A health care directive allows one to communicate their preferences, in advance, for medical care in the event they’re incapacitated. Directives go by different names, including living wills, advance medical directives and directives to physicians.
Estate Planning Red Flag
You haven’t prepared a health care directive
A health care directive allows you to communicate your preferences, in advance, for medical care in the event you’re incapacitated and cannot express your wishes. Directives go by different names, including living wills, advance medical directives and directives to physicians.
Often, a directive is coupled with a health care power of attorney (sometimes called a durable medical power of attorney or health care proxy). A power of attorney appoints a representative to make health care decisions on your behalf, which may involve interpreting the terms of the directive or addressing situations not expressly covered.
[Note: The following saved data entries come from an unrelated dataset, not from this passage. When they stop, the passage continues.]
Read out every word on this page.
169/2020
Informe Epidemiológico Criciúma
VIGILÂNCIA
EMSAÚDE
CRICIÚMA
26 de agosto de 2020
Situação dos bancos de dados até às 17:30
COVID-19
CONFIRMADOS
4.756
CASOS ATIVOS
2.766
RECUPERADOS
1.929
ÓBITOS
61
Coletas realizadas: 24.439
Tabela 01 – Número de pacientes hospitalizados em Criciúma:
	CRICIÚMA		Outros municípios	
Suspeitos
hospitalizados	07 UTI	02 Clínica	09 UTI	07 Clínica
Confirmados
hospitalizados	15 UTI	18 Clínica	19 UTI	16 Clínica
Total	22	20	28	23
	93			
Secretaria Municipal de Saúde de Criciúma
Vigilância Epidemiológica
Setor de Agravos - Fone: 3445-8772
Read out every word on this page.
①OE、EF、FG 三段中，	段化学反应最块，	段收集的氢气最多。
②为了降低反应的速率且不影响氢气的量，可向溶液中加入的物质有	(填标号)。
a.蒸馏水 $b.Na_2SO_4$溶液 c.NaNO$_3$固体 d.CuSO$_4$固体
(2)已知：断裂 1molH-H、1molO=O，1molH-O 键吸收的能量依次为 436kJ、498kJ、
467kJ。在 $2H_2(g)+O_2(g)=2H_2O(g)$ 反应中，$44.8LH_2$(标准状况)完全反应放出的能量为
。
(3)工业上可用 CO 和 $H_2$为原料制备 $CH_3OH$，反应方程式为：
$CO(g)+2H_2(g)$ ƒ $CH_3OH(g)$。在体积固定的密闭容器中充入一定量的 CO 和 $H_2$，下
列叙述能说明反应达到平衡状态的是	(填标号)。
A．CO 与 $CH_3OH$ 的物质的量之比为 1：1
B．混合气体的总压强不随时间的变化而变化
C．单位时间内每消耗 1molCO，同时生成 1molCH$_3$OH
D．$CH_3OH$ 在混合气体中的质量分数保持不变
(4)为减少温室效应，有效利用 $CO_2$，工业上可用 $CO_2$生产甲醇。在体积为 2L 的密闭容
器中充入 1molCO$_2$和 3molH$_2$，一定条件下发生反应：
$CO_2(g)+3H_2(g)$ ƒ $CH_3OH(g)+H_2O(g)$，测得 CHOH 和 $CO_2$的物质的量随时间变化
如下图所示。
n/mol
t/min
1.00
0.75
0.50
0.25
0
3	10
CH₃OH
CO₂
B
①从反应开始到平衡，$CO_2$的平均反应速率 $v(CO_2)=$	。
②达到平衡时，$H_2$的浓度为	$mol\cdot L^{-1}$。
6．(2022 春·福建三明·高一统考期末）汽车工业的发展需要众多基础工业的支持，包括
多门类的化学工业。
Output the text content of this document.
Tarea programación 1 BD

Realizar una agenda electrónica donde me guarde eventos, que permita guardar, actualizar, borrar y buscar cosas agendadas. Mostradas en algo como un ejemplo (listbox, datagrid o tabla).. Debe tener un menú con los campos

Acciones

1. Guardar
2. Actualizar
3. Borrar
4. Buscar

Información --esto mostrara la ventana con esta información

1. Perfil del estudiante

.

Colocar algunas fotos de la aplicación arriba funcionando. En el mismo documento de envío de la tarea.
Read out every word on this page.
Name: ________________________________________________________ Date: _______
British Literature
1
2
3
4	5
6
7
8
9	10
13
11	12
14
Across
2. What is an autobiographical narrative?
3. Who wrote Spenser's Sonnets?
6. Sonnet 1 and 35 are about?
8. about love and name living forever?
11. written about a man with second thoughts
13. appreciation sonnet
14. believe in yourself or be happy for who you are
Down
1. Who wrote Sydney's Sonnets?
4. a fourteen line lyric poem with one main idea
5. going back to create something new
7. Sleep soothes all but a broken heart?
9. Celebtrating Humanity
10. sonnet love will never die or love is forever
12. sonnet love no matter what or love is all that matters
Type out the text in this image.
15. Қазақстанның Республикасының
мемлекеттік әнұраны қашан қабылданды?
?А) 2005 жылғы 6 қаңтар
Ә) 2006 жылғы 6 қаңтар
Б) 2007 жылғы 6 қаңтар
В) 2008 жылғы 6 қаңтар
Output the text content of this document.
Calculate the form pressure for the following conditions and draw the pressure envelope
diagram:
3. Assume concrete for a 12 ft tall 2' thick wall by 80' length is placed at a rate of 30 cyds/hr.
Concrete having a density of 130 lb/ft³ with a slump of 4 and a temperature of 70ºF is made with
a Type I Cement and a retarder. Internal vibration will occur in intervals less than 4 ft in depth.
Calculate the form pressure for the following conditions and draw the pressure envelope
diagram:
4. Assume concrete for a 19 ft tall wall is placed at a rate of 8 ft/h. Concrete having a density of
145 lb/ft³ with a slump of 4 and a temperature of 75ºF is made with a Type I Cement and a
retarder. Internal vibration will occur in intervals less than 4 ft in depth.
A health care directive provides your physicians and family with instructions regarding life-sustaining medical procedures. It can specify the situations in which procedures — such as CPR and other “heroic measures,” artificial nutrition and hydration, invasive diagnostic tests, and pain medication — should be used or withheld. It may also cover issues such as last rites or other religious observances, organ donation, and handling of the body after death.
Most states have health care directive statutes, which often include model forms. In addition, many hospitals provide health care directive forms for the use of their patients. But these generic forms may not accommodate your preferences and values, particularly your religious views.
To ensure that your wishes are carried out, work with your advisors to design a health care directive that meets your particular needs.